With tons of news sources that will prop up your candidate of choice — whoever that may be — it is easy to have your own theories of everything confirmed. You seek out news sources and media that delivers the most favorable interpretation you already believe in, and that is now “the truth”.
Thanks to social media, you share, spread, and note those ideas to others, and you help bolster their confirmation bias.
What I’m discovering as time goes on, though, is that if you look at the number of people who don’t bother with widescale participation in social media or online communication, traditional fundamentals of an election stay. Republicans stay Republican. Democrats vote Democrats. The rest is noise, confirmation bias held by those who back their candidate (no matter who it is).
The problem? The farther we go down this particular rabbit hole, the easier it is for both sides to believe two conflicting, and completely wrong ideas.
For Hillary Supporters — Hillary supporters who talk, primarily, to other Hillary supporters, of course support their candidate.
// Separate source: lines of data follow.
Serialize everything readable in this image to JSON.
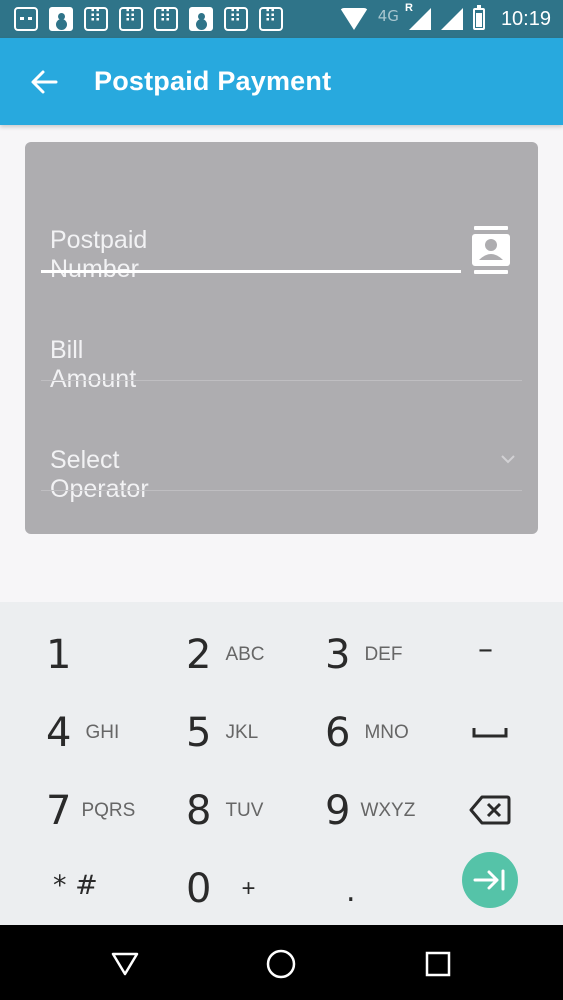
{
  "status_bar": {
    "left_icons": [
      "message-icon",
      "contact-card-icon",
      "sim-grid-icon",
      "sim-grid-icon",
      "sim-grid-icon",
      "chat-icon",
      "sim-grid-icon",
      "sim-grid-icon"
    ],
    "network_label": "4G",
    "roaming_label": "R",
    "time": "10:19"
  },
  "app_bar": {
    "back_icon": "arrow-left-icon",
    "title": "Postpaid Payment",
    "background": "#28a9de"
  },
  "form": {
    "postpaid_number": {
      "placeholder": "Postpaid Number",
      "value": ""
    },
    "contact_picker_icon": "contact-book-icon",
    "bill_amount": {
      "placeholder": "Bill Amount",
      "value": ""
    },
    "operator": {
      "placeholder": "Select Operator",
      "icon": "chevron-down-icon"
    }
  },
  "keypad": {
    "keys": [
      {
        "digit": "1",
        "letters": ""
      },
      {
        "digit": "2",
        "letters": "ABC"
      },
      {
        "digit": "3",
        "letters": "DEF"
      },
      {
        "digit": "–",
        "letters": ""
      },
      {
        "digit": "4",
        "letters": "GHI"
      },
      {
        "digit": "5",
        "letters": "JKL"
      },
      {
        "digit": "6",
        "letters": "MNO"
      },
      {
        "digit": "",
        "letters": "",
        "icon": "space-icon"
      },
      {
        "digit": "7",
        "letters": "PQRS"
      },
      {
        "digit": "8",
        "letters": "TUV"
      },
      {
        "digit": "9",
        "letters": "WXYZ"
      },
      {
        "digit": "",
        "letters": "",
        "icon": "backspace-icon"
      },
      {
        "digit": "* #",
        "letters": ""
      },
      {
        "digit": "0",
        "letters": "+"
      },
      {
        "digit": ".",
        "letters": ""
      }
    ],
    "next_icon": "next-field-icon",
    "accent": "#55c3a8"
  },
  "nav_bar": {
    "icons": [
      "nav-back-icon",
      "nav-home-icon",
      "nav-recents-icon"
    ]
  }
}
Because of confirmation bias, though, many head on issues that are resonating with Bernie campaign supporters aren’t being as quickly adopted by the Hillary supporters (not the campaign) because they don’t feel the need to pivot… too many of their friends/connections are all discussing their issues.
For Bernie Supporters — Bernie supporters who talk, primarily, to other Bernie supporters support their candidate too.. but because they don’t actually have enough sit down on issues that resonate with Hillary supporters, they also struggle to grab hold of why voters vote for Hillary.
The reality is, no matter which candidate you support, now is the ideal time to “burst the bubble” and have authentic dialogue with others about what specifically motivates them. My gut tells me there is a lot of agreement in the broad terms, but there will also be quite a bit of room to learn about different motivating factors.
We also have to think critically about our candidates, all of them. If there was ever a time to break some walls, talk to some people who think differently then you do.. in a peaceful, civil way, now is likely the right time.
For the most part, people who intend to vote for Hillary/Bernie won’t bite you if you talk to them with respect about their candidate and find out why they vote the way they do. You may not agree with them, that isn’t a requirement.
But frankly, the fewer social posts I see from individuals that proclaim “how can X happen, I don’t know anyone who would vote for Y” — a phrase I’ve seen from both campaigns depending on what state you are in — the better off we all will be.